PPO Theory — RLHF, DPO, and PPO (Chapter 9)

Proximal Policy Optimization (PPO) is the workhorse algorithm behind most production RLHF systems. It directly optimizes a policy to maximize expected reward while constraining updates to avoid catastrophic policy degradation.

The PPO objective extends the standard policy gradient with a clipped surrogate objective:

def ppo_objective(ratio, advantages, epsilon=0.2):
    """
    ratio: pi_theta(a|s) / pi_theta_old(a|s) - probability ratio
    advantages: estimated advantage of taking action a in state s
    epsilon: clipping parameter (typically 0.1-0.2)
    """
    # Unclipped objective
    unclipped = ratio * advantages
    
    # Clipped objective - prevents large updates
    clipped_ratio = torch.clamp(ratio, 1 - epsilon, 1 + epsilon)
    clipped = clipped_ratio * advantages
    
    # Take the minimum of clipped and unclipped
    # This makes the objective a lower bound on the true improvement
    return -torch.min(unclipped, clipped).mean()

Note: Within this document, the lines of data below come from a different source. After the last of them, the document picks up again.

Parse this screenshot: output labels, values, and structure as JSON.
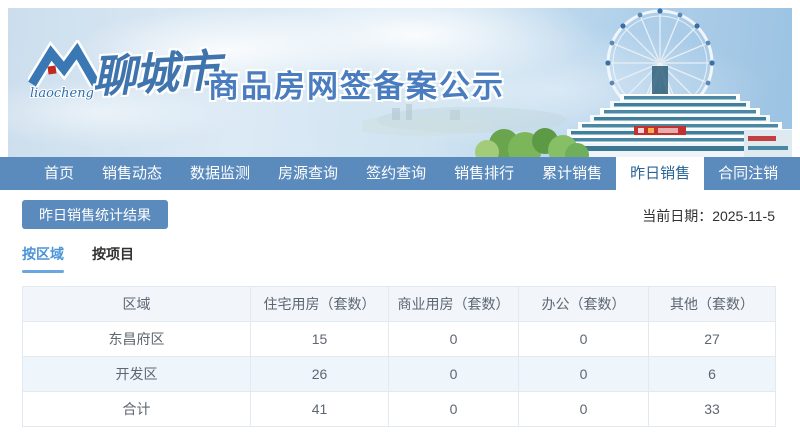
{
  "banner": {
    "logo_script": "liaocheng",
    "brand": "聊城市",
    "title": "商品房网签备案公示"
  },
  "nav": {
    "items": [
      {
        "label": "首页",
        "active": false
      },
      {
        "label": "销售动态",
        "active": false
      },
      {
        "label": "数据监测",
        "active": false
      },
      {
        "label": "房源查询",
        "active": false
      },
      {
        "label": "签约查询",
        "active": false
      },
      {
        "label": "销售排行",
        "active": false
      },
      {
        "label": "累计销售",
        "active": false
      },
      {
        "label": "昨日销售",
        "active": true
      },
      {
        "label": "合同注销",
        "active": false
      }
    ]
  },
  "content": {
    "section_title": "昨日销售统计结果",
    "date_label": "当前日期：",
    "date_value": "2025-11-5",
    "tabs": [
      {
        "label": "按区域",
        "active": true
      },
      {
        "label": "按项目",
        "active": false
      }
    ]
  },
  "table": {
    "headers": [
      "区域",
      "住宅用房（套数）",
      "商业用房（套数）",
      "办公（套数）",
      "其他（套数）"
    ],
    "rows": [
      {
        "cells": [
          "东昌府区",
          "15",
          "0",
          "0",
          "27"
        ]
      },
      {
        "cells": [
          "开发区",
          "26",
          "0",
          "0",
          "6"
        ]
      },
      {
        "cells": [
          "合计",
          "41",
          "0",
          "0",
          "33"
        ]
      }
    ]
  },
  "colors": {
    "nav_blue": "#5b8abd",
    "nav_active_text": "#2a6496",
    "tab_active_blue": "#4a94d8",
    "title_blue": "#4a7cc0",
    "table_border": "#e3e9f1",
    "table_header_bg": "#f2f5fa",
    "striped_row_bg": "#eef6fc"
  }
}
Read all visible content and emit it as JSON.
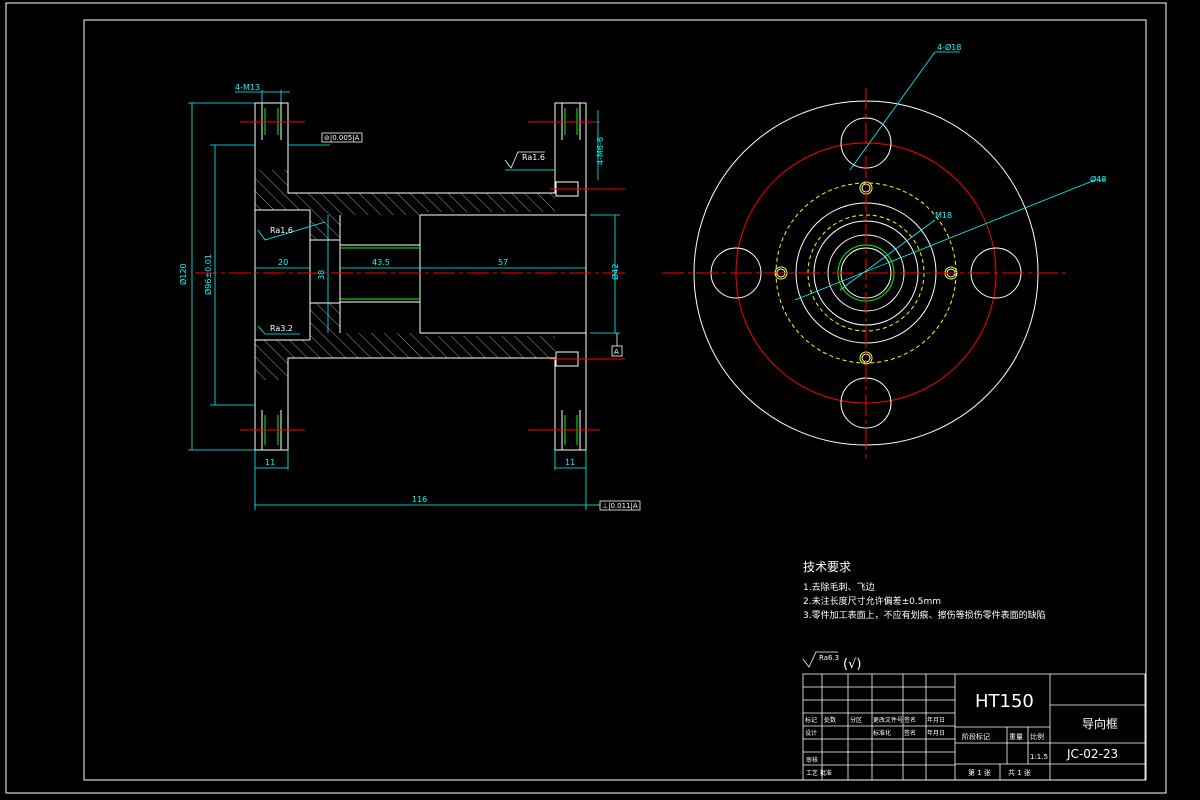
{
  "drawing": {
    "palette": {
      "background": "#000000",
      "line": "#ffffff",
      "dimension": "#00ffff",
      "center": "#ff0000",
      "hidden": "#ffff00",
      "thread": "#00ff00"
    },
    "section_view": {
      "dims": {
        "holes_top": "4-M13",
        "dia_outer": "Ø120",
        "dia_pcd": "Ø96±0.01",
        "len_counterbore": "20",
        "dia_bore": "38",
        "len_mid": "43.5",
        "len_right": "57",
        "dia_right": "Ø42",
        "holes_right": "4-M6-6",
        "flange_left": "11",
        "flange_right": "11",
        "total_len": "116"
      },
      "roughness": {
        "top_right": "Ra1.6",
        "inner": "Ra1.6",
        "bottom": "Ra3.2"
      },
      "tolerances": {
        "flatness": "⊘|0.005|A",
        "perp": "⊥|0.011|A",
        "datum": "A"
      }
    },
    "end_view": {
      "dims": {
        "holes": "4-Ø18",
        "dia_big": "Ø48",
        "dia_small": "M18"
      }
    },
    "tech_requirements": {
      "title": "技术要求",
      "items": [
        "1.去除毛刺、飞边",
        "2.未注长度尺寸允许偏差±0.5mm",
        "3.零件加工表面上，不应有划痕、擦伤等损伤零件表面的缺陷"
      ]
    },
    "general_roughness": {
      "symbol": "Ra6.3",
      "suffix": "(√)"
    },
    "title_block": {
      "material": "HT150",
      "part_name": "导向框",
      "drawing_no": "JC-02-23",
      "scale": "1:1.5",
      "sheet_of": "第 1 张",
      "sheet_total": "共 1 张",
      "headers_row1": [
        "标记",
        "处数",
        "分区",
        "更改文件号",
        "签名",
        "年月日"
      ],
      "headers_row2": [
        "设计",
        "",
        "",
        "标准化",
        "签名",
        "年月日"
      ],
      "labels": {
        "stage": "阶段标记",
        "weight": "重量",
        "scale": "比例",
        "review": "审核",
        "process": "工艺 批准"
      }
    }
  }
}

The clipping prevents the policy from changing too much in a single update. Without clipping, large policy updates can collapse the policy to a degenerate distribution.

KL penalty approach: An alternative to clipping is adding a KL penalty to the objective:

def ppo_objective_with_kl(log_probs, ref_log_probs, rewards, beta=0.1):
    """
    log_probs: current policy log probs
    ref_log_probs: reference (SFT) policy log probs
    rewards: reward model scores
    beta: KL coefficient
    """
    # KL divergence penalty
    kl = log_probs - ref_log_probs
    kl_penalty = -beta * kl
    
    # Combine with rewards
    loss = -(rewards + kl_penalty).mean()
    return loss

This is the approach used in TRL's PPOTrainer and is mathematically equivalent to the DPO implicit reward when properly initialized.

The PPO algorithm flow:

# Pseudocode for PPO training step
def ppo_step(response_log_probs, response_rewards, ref_log_probs, epsilon=0.2):
    # 1. Compute probability ratio
    ratio = torch.exp(response_log_probs - old_log_probs)
    
    # 2. Compute advantages (using reward model scores)
    advantages = normalize(response_rewards)
    
    # 3. Compute clipped surrogate loss
    unclipped_loss = ratio * advantages
    clipped_ratio = torch.clamp(ratio, 1 - epsilon, 1 + epsilon)
    clipped_loss = clipped_ratio * advantages
    
    # 4. Add KL penalty for reference model
    kl = response_log_probs - ref_log_probs
    kl_loss = -0.1 * kl.mean()
    
    # 5. Total loss
    total_loss = -torch.min(unclipped_loss, clipped_loss).mean() + kl_loss
    
    return total_loss

Value function: PPO typically uses a value function (critic) to estimate expected returns and reduce variance. In TRL's implementation, this is handled internally, but understanding it helps with debugging.